Group revenues are expected to come in at £1.7bn, with underlying operating profit expected to be between £180m and £200m. Management left guidance unchanged from the last update in November.  

Babcock is another company with exposure to the aerospace sector, being cushioned by its exposure to the defence sector. Underlying revenue was down 3% at £3.4bn, in the previous year, with underlying profits also expected to decline 34% to £202m.

On the positive side the order book continues to look strong, rising £3.1bn to £16.8bn, however the biggest concern longer term is over cash flow, and to that end management have started a review of contract profitability along with the strategic review which was announced in November, details of which are expected to outlined in the full year results. Market reaction has been rather brutal with the shares down sharply in early trade.  

Emerging markets asset manager Ashmore Group has seen assets under management rise by $7.5bn to $93bn over the quarter, with client activity broadly in line with the previous period.

The closure of gyms over the last few months has decimated the finances of Gym Group, which has seen total revenue slump to £80.5m from £153.1m a year ago The company has lost almost half of its trading days due to various government restrictions. Monthly cash burn is currently in excess of £5m, however with £100m of bank liquidity, however given there is no clear end date to restrictions management have said they are in discussion with their banks with respect to future covenant tests.

The latest UK economic data was somewhat of a mixed bag, with industrial and manufacturing production weaker than expected in November, however the GDP numbers, while bad, were slightly better than expected. As a result of the November restrictions the UK economy contracted by 2.6%, with services down 3.4%. On a rolling 3-month basis this meant the economy slipped back from 10.5% expansion to a 4.1% rebound, better than the 3.3% expansion that was expected. This, however, is not expected to improve that much in December so there is little to cheer here. The pound is a little softer against the US dollar but more or less unchanged against the euro.

US markets also look set for a lower open with all eyes on the upcoming numbers from US banks with JPMorgan, Citigroup and Wells Fargo set to take centre stage.
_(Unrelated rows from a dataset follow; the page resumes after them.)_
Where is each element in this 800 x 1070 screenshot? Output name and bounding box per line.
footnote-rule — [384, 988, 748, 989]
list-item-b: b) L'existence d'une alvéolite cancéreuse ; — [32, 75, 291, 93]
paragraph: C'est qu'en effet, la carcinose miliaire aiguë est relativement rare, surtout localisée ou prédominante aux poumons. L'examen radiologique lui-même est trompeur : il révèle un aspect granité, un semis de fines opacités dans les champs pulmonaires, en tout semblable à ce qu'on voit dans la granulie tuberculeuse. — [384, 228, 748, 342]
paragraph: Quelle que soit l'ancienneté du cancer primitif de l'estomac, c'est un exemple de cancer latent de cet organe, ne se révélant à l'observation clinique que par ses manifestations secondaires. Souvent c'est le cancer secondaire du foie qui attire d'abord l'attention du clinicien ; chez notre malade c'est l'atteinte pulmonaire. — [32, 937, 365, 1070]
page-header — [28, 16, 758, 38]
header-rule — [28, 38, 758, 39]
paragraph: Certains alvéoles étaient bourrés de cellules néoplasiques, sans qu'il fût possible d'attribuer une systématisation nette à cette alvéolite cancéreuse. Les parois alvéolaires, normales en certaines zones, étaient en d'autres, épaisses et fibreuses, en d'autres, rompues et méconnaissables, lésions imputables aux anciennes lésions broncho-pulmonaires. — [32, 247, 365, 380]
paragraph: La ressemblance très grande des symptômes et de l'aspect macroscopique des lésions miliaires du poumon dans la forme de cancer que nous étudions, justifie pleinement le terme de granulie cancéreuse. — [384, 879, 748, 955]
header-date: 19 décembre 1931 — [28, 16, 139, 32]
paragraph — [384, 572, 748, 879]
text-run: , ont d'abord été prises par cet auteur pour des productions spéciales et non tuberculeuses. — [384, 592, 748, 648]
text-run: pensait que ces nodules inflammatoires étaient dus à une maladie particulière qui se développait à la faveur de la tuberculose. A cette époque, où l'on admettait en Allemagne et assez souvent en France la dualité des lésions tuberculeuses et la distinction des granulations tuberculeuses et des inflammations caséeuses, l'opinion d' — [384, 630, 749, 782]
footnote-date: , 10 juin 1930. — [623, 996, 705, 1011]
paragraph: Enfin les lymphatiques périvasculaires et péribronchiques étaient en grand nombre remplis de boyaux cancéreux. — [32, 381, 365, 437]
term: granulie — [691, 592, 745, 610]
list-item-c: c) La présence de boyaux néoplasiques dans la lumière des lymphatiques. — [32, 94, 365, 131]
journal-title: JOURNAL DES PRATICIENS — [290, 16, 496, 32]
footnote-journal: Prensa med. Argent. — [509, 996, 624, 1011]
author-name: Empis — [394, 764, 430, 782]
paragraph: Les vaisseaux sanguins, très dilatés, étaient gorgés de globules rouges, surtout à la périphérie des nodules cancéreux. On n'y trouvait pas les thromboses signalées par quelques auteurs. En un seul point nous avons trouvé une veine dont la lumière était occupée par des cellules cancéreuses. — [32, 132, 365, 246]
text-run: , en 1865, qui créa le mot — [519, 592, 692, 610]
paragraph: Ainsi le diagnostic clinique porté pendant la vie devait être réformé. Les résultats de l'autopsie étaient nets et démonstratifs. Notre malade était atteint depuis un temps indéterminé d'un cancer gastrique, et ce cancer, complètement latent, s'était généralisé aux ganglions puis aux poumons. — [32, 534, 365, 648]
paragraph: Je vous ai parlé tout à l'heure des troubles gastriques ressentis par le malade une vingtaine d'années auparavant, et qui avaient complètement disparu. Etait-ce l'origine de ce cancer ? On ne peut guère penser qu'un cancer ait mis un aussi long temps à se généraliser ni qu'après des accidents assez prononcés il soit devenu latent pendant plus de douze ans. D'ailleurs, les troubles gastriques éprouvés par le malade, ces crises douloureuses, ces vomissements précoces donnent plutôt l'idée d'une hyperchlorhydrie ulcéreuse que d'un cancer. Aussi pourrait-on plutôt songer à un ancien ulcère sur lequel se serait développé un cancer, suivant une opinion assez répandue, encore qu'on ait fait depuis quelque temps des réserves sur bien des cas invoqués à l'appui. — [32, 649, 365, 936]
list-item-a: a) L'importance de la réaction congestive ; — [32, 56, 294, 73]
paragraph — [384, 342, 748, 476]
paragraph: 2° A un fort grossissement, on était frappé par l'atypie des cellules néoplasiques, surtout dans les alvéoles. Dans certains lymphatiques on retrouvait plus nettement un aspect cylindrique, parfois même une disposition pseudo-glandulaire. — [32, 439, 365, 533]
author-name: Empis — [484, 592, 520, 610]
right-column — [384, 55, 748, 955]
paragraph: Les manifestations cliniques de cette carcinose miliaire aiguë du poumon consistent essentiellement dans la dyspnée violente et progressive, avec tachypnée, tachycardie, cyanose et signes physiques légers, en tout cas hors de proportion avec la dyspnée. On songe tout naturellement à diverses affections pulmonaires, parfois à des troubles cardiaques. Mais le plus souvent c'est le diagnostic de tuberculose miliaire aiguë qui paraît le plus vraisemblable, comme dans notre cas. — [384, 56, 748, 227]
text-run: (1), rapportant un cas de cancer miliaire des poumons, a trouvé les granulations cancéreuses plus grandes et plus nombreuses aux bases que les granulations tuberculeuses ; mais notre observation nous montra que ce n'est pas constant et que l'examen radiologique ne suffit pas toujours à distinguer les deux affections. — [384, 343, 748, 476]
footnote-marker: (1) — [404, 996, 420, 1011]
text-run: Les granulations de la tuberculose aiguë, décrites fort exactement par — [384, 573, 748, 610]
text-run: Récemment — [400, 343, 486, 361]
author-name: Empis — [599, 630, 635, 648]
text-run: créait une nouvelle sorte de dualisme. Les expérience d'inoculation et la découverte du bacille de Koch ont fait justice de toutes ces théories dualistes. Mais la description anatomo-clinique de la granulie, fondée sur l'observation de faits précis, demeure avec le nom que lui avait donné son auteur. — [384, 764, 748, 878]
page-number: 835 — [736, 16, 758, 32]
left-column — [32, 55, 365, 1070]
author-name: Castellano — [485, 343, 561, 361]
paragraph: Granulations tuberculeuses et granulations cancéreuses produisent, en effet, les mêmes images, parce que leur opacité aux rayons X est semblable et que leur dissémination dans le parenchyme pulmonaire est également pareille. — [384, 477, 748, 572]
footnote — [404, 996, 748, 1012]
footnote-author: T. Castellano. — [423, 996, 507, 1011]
With the US Federal Reserve giving the green light last month to resume dividends and share buybacks, the main focus is likely to be on those banks who can afford to do so, as well as how much more, if any banks set aside in respect of future loan loss provision.

Most US banks have already set aside a lot of cash in respect of this during the first three quarters, so it will be noteworthy whether they see fit to add any more, particularly in light of the recent deterioration in the US employment picture, or start to pare back in anticipation of an economic recovery in 2021.

A good barometer of US consumer spending and demand is likely to be US retail sales for December, which are due out later today. In November we saw these slide sharply by 1.1%, and there is a high probability that the December numbers could well be similarly weak, given the surge in deaths and infections, as well as tighter restrictions we saw in a number of US states during the month.

Expectations are for 0% which seems optimistic on the face of it.